Clonazolam

IUPAC Name

1-[1-(3-methoxyphenyl)cyclohexyl]piperidine

Year(s) and type of review / ECDD meetings
Drug Class
ECDD Recommendation
Inclusion in Schedule IV of the 1971 Convention on Psychotropic Substances
Recommendation (from TRS)
Substance identification
Clonazolam (chemical name: 6-(2-chlorophenyl)-1-methyl-8-nitro-4H- benzo[f][1,2,4]triazolo[4,3- a][1,4]diazepine) is a 1-4 triazolobenzodiazepine similar to clonazepam, triazolam and alprazolam. It is sold in powder, blotter, liquid and tablet forms.

WHO review history
Clonazolam has not been formally reviewed by WHO and is not currently under international control. Information was brought to WHO’s attention that this substance is manufactured clandestinely, poses a risk to public health and has no recognized therapeutic use.

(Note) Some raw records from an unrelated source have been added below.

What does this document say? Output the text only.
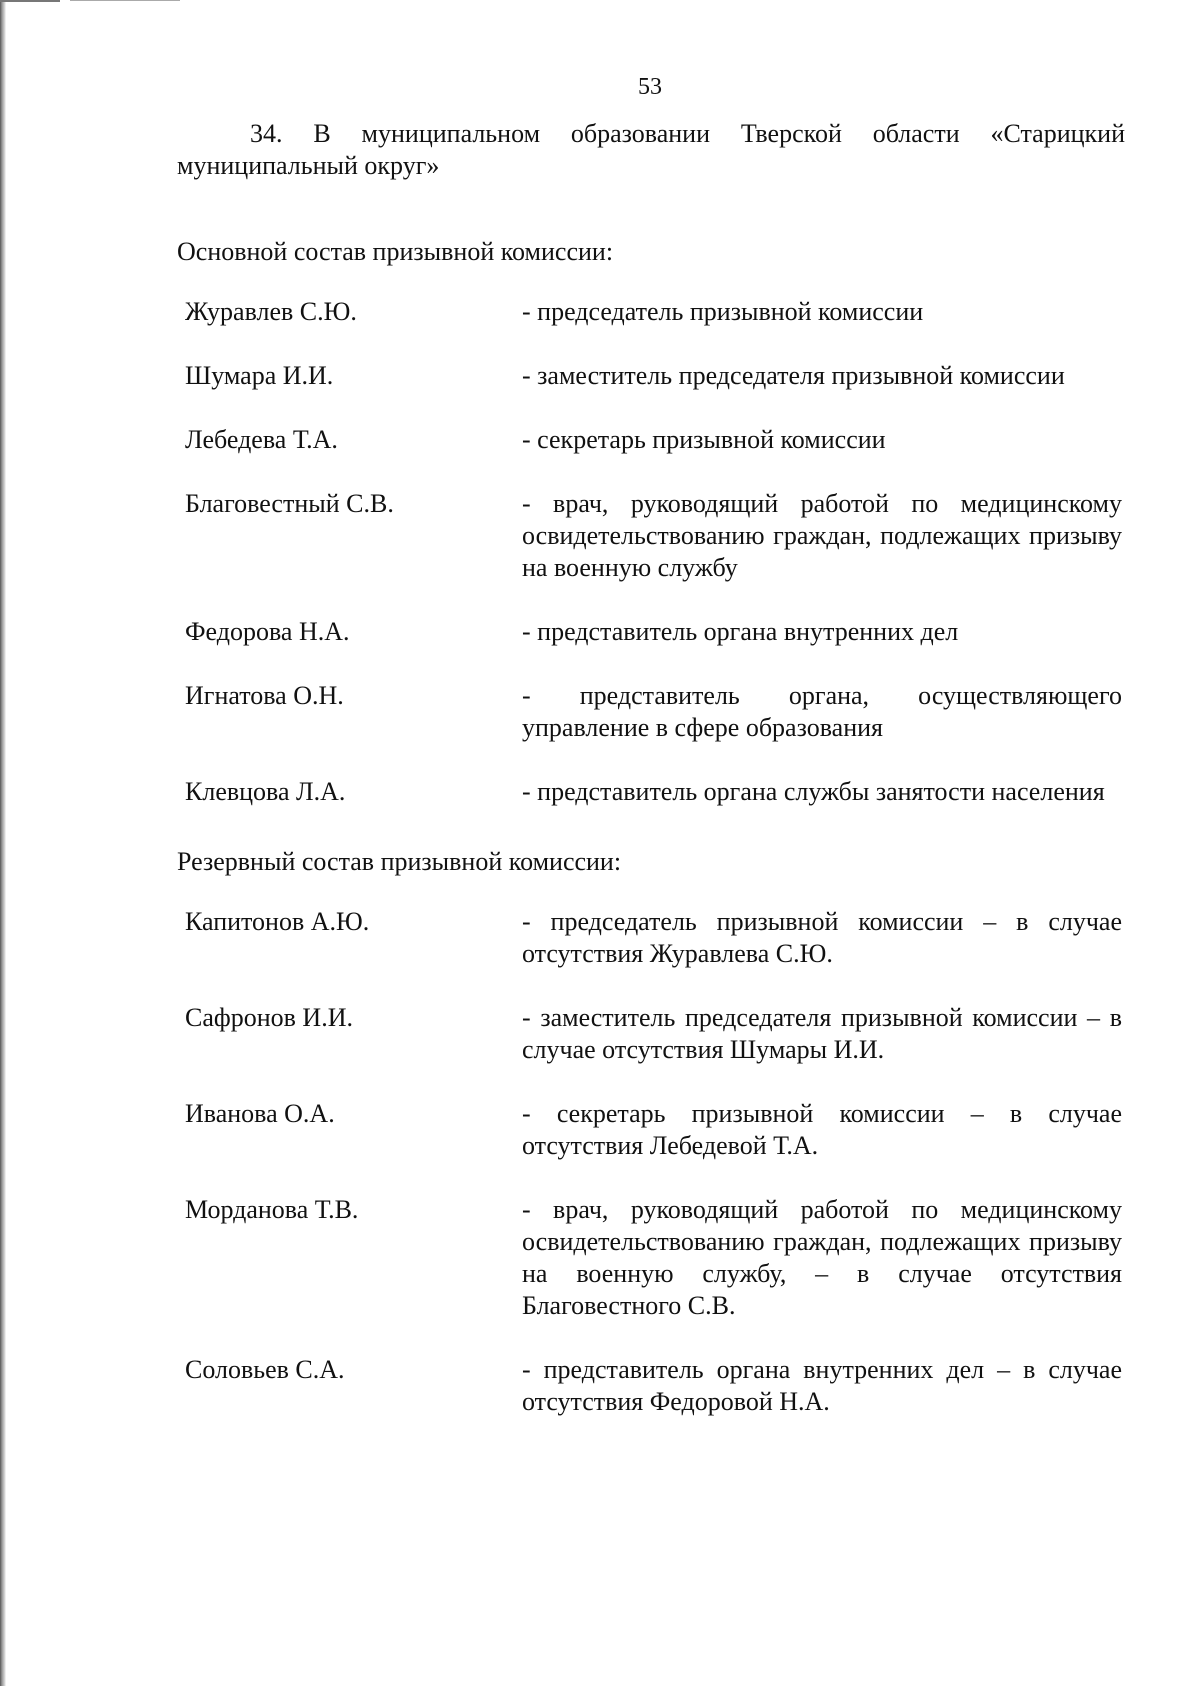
53

34. В муниципальном образовании Тверской области «Старицкий муниципальный округ»

Основной состав призывной комиссии:
Журавлев С.Ю.	- председатель призывной комиссии
Шумара И.И.	- заместитель председателя призывной комиссии
Лебедева Т.А.	- секретарь призывной комиссии
Благовестный С.В.	- врач, руководящий работой по медицинскому освидетельствованию граждан, подлежащих призыву на военную службу
Федорова Н.А.	- представитель органа внутренних дел
Игнатова О.Н.	- представитель органа, осуществляющего управление в сфере образования
Клевцова Л.А.	- представитель органа службы занятости населения
Резервный состав призывной комиссии:
Капитонов А.Ю.	- председатель призывной комиссии – в случае отсутствия Журавлева С.Ю.
Сафронов И.И.	- заместитель председателя призывной комиссии – в случае отсутствия Шумары И.И.
Иванова О.А.	- секретарь призывной комиссии – в случае отсутствия Лебедевой Т.А.
Морданова Т.В.	- врач, руководящий работой по медицинскому освидетельствованию граждан, подлежащих призыву на военную службу, – в случае отсутствия Благовестного С.В.
Соловьев С.А.	- представитель органа внутренних дел – в случае отсутствия Федоровой Н.А.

Similarity to known substances and effects on the central nervous system
Clonazolam enhances the effects of the inhibitory neurotransmitter GABA by binding at the benzodiazepine site of the GABAA receptor. This mechanism of action and its effects (sedation, muscle relaxation, slurred speech, loss of motor control, amnesia) are similar to those of benzodiazepines such as diazepam, triazolam and alprazolam, which are controlled under Schedule IV of the 1971 Convention on Psychotropic Substances. The effects of clonazolam poisoning have been reversed with the benzodiazepine antagonist flumazenil, confirming that its action is mediated via the benzodiazepine receptor in the GABAA receptor complex.

Dependence potential
No controlled studies have been reported in animals or humans on the dependence potential of clonazolam, although its pharmacological effects and its similarity to other benzodiazepines indicate that it would be expected to produce dependence.

Development of tolerance to the effects of clonazolam after repeated use and the onset of withdrawal symptoms after cessation of use have been reported on online forums.

Actual abuse and/or evidence of likelihood of abuse
No studies in humans or animals have examined the abuse liability of clonazolam. Online forums describe its recreational use and consistently report strong anxiolytic effects. A number of published reports describe the management of cases of intoxication involving clonazolam in emergency departments or intensive care. Use of clonazolam has been confirmed analytically in cases of impaired driving, in combination with other substances. Clonazolam can increase the effects of other drugs, including opioids, and on its own can cause severe central nervous system depression, including somnolence, confusion, sedation and unconsciousness.

Its identification has been reported in many countries in all regions, indicating that its use may be increasing. Clonazolam is increasingly sold as falsified pharmaceutical benzodiazepines.

Therapeutic usefulness
Clonazolam is not known to have any therapeutic use, is not on the WHO Model List of Essential Medicines and has never been marketed as a medicinal product.

Recommendation
Clonazolam (chemical name: 6-(2-chlorophenyl)-1-methyl-8-nitro-4H- benzo[f][1,2,4]triazolo[4,3- a][1,4]diazepine) is a 1-4 triazolobenzodiazepine with actions and effects very similar to those of benzodiazepines listed under Schedule IV in the Convention on Psychotropic Substances of 1971. Like other benzodiazepines, clonazolam can produce a state of dependence and central nervous system depression. There have been a number of reports of abuse, impaired driving and non-fatal intoxications. There is sufficient evidence of its abuse to constitute a public health problem, and it has no known therapeutic use.

Recommendation: The Committee recommend that clonazolam (chemical name: 6-(2-chlorophenyl)-1-methyl-8-nitro-4H-benzo[f][1,2,4]triazolo[4,3- a][1,4]diazepine) be added to Schedule IV of the 1971 Convention on Psychotropic Substances.